Meclis'te kurulan Milli Dayanışma Kardeşlik ve Demokrasi Komisyonu, toplumun çeşitli kesimlerini dinleyip yasal süreç için Meclis'e tavsiye niteliğinde rapor hazırlamaya aşamasındayken çözüm sürecinde terör örgütü PKK'nın elebaşı Abdullah Öcalan ile görüşme muamması yaşanıyor.

Komisyonda yalnızca DEM Parti ve MHP Öcalan'la görüşülmesine dair açıklamalar yaptı.

Son değerlendirme Cumhurbaşkanlığı Hukuk Politikaları Kurulu Başkanvekili, Cumhurbaşkanı Başdanışmanı Mehmet Uçum'dan geldi.

Uçum, her pazar yayımladığı yazısını bu kez hafta başı sosyal medya hesabından paylaştı.

Geçiş sürecine dair sık sık değerlendirme yapan Uçum'a göre 'komisyonun Öcalan'ı dinlemesi müzakere anlamına gelmeyecek'.

'TBMM'nin yeni yasama yılından beklentiler' başlıklı yazısının ilk kısmında Uçum, Meclis'in bu dönemde rutin dışı faaliyet ve işlemleriyle de öne çıkacağını kaydetti.

Çalışmaları süren TBMM Milli Dayanışma, Kardeşlik ve Demokrasi Komisyonu’nun dinleme faaliyetinin yakın zamanda tamamlanacağını bildiren Uçum "Bu heyetin dinleme faaliyetindeki kapsayıcı yaklaşımı ‘Türkiye’nin Demokrasi Tecrübesi’ açısından müthiş bir deneyim üretti" dedi.

"FİKİR ALIŞVERİŞİ YAPILMADI, SADECE SÖZ VERİLDİ"

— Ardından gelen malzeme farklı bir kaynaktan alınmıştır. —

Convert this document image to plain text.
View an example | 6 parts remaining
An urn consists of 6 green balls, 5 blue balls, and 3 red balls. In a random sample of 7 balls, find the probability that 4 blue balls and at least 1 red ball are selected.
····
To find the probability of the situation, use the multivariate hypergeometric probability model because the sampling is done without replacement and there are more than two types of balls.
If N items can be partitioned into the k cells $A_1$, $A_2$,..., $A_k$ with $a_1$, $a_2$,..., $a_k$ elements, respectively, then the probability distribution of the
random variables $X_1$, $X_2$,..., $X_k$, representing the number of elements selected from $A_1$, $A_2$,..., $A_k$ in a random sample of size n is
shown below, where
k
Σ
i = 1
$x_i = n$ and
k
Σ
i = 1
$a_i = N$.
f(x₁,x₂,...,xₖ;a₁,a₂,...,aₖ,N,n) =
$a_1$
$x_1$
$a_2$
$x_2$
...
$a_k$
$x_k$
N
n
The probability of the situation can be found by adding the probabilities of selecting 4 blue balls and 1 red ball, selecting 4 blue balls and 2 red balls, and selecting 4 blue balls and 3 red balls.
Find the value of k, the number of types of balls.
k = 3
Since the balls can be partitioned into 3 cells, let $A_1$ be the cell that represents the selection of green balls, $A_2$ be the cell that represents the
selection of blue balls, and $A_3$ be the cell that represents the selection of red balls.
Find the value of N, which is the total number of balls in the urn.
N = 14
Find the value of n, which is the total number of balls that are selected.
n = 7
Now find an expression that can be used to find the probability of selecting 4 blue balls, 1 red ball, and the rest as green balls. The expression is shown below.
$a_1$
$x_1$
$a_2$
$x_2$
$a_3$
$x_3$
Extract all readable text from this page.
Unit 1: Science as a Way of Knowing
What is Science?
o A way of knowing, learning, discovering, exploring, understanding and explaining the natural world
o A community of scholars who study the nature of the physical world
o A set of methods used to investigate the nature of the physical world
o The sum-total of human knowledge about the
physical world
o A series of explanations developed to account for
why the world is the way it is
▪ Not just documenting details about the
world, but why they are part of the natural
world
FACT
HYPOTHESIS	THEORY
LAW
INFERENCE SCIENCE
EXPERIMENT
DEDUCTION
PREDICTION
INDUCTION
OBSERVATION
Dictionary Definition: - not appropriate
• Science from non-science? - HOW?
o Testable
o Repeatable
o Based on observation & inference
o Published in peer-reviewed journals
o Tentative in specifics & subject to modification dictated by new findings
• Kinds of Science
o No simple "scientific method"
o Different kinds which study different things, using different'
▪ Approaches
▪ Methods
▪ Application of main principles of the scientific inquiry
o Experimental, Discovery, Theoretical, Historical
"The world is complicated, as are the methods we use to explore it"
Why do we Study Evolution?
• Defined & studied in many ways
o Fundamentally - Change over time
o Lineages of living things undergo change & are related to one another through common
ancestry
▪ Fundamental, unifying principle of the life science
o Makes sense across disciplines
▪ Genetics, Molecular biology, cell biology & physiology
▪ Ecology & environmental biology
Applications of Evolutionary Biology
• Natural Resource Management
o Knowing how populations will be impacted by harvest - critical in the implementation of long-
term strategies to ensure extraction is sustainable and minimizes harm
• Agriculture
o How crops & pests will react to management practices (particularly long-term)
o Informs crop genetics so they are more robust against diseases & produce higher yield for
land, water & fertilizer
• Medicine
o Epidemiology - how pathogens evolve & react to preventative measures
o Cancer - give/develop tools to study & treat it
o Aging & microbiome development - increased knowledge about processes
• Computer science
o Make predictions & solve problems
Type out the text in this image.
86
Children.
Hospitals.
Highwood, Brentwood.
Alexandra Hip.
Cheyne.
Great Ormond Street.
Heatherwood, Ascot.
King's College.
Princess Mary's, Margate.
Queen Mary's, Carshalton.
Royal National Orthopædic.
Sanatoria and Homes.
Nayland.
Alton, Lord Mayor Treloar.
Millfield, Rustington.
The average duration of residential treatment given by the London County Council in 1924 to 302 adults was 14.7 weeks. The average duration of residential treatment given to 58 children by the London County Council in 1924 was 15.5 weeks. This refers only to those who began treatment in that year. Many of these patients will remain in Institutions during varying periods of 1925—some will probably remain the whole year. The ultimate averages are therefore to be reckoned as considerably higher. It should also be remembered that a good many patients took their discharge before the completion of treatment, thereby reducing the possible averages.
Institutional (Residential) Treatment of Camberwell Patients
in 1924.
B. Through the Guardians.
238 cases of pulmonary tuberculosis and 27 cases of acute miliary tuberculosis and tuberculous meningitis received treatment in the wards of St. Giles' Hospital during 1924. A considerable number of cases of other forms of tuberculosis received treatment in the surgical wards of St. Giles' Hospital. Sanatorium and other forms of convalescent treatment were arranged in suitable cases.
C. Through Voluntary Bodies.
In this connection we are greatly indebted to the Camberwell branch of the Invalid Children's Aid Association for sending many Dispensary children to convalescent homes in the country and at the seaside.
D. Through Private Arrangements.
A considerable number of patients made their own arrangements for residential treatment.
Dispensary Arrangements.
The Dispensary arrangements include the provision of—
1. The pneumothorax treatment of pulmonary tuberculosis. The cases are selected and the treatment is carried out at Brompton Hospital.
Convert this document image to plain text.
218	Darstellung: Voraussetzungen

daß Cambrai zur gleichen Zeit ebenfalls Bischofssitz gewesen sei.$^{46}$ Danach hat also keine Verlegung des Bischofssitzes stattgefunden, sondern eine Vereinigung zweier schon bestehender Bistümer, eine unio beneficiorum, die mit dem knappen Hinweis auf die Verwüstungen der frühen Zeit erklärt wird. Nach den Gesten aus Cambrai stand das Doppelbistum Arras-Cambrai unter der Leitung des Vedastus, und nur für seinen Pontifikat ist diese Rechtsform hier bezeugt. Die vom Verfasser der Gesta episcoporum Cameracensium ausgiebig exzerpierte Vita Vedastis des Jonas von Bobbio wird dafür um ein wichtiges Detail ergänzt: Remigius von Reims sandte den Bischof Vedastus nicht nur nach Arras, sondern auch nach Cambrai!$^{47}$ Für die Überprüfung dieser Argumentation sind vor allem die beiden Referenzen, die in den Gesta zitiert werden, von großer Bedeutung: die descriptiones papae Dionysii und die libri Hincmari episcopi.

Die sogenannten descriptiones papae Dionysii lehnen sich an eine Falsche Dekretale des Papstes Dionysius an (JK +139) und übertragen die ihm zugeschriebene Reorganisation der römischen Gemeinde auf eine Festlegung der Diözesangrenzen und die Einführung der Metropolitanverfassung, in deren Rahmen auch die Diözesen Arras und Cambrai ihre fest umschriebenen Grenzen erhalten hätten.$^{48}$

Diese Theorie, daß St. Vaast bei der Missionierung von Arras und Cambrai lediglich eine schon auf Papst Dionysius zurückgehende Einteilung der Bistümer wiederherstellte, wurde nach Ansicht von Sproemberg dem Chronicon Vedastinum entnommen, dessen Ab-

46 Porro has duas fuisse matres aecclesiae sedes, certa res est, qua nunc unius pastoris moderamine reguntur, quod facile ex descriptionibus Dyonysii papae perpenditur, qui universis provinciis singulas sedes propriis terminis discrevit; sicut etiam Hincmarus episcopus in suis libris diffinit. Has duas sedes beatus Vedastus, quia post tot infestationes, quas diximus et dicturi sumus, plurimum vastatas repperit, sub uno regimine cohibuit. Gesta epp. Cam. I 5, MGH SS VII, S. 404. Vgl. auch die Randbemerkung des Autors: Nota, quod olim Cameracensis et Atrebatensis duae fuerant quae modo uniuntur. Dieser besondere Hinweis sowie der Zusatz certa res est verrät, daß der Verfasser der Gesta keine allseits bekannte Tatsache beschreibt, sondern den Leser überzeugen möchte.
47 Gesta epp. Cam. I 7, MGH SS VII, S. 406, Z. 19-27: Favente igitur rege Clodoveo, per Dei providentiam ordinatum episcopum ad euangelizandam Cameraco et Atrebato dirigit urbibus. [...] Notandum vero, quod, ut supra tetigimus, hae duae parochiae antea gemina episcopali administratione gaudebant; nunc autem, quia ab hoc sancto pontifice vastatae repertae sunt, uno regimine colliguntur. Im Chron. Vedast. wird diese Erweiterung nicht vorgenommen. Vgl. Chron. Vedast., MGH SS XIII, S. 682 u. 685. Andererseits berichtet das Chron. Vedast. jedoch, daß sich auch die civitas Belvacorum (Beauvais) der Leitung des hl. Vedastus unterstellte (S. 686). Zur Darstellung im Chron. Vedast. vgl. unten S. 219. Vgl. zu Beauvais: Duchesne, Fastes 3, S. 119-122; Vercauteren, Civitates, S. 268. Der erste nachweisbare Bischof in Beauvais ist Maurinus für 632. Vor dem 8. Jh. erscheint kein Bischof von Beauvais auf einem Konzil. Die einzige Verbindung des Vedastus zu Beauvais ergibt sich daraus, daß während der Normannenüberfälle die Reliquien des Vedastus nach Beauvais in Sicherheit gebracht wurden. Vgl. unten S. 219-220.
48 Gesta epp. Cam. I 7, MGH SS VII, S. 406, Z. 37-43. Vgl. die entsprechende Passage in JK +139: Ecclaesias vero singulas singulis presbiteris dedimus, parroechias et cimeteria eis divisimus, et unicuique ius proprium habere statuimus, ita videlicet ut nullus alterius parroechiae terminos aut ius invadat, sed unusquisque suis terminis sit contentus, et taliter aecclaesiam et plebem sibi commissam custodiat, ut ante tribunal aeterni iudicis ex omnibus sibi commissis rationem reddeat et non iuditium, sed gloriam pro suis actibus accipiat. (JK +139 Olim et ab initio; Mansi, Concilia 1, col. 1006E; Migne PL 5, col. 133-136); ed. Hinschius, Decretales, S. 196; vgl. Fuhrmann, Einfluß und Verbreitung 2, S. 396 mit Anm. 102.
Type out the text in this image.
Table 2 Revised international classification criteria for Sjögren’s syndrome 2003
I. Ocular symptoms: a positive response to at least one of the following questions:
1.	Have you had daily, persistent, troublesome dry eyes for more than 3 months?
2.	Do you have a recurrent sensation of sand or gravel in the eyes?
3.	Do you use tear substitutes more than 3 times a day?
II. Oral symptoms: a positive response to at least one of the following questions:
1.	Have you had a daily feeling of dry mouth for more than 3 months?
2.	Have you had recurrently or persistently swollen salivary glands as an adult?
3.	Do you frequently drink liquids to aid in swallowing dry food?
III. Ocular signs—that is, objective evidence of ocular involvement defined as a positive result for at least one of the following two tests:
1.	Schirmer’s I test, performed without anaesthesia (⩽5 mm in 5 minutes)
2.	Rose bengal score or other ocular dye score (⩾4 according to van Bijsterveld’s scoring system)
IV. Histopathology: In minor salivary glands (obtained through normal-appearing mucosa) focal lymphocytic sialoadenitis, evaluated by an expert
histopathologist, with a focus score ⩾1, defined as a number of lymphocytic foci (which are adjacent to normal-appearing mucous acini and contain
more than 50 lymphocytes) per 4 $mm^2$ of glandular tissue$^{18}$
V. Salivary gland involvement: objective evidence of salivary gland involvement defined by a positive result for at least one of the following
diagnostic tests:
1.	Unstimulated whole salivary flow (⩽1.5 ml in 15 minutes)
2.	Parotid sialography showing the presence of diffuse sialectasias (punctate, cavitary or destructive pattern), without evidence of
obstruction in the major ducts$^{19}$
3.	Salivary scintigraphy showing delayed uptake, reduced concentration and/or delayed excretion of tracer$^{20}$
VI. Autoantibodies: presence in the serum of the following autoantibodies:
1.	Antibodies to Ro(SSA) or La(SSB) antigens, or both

Ardından sözü Öcalan'ın dinlenmesine getiren Uçum, şöyle devam etti:

- Tabi bu dinleme faaliyetinde Öcalan’ın İmralı’da dinlenmesi hususu da tartışılıyor. İmralı dinlemesine karşı olarak özellikle iki argüman ileri sürülüyor:

- Birincisi TBMM’yi Komisyon üzerinden temsil eden heyetin TBMM adına Öcalan’la müzakere yapmasının kabul edilemez olduğu görüşüdür. Bu görüşü savunanlar temel bir olguyu gözardı ediyorlar. Komisyon dinleme faaliyetinde çağırdığı hiç kimseyle bir fikir alışverişi yapmadı. Sadece söz verdi ve dinledi. Yani gerçek anlamda bir dinleme faaliyeti yapılıyor. Dolayısıyla İmralı’da Öcalan’ın dinlenmesine karar verilirse bu da tam anlamıyla bir dinleme faaliyeti olacaktır, bir müzakerenin olmayacağı Komisyonun çalışma tarzından bellidir.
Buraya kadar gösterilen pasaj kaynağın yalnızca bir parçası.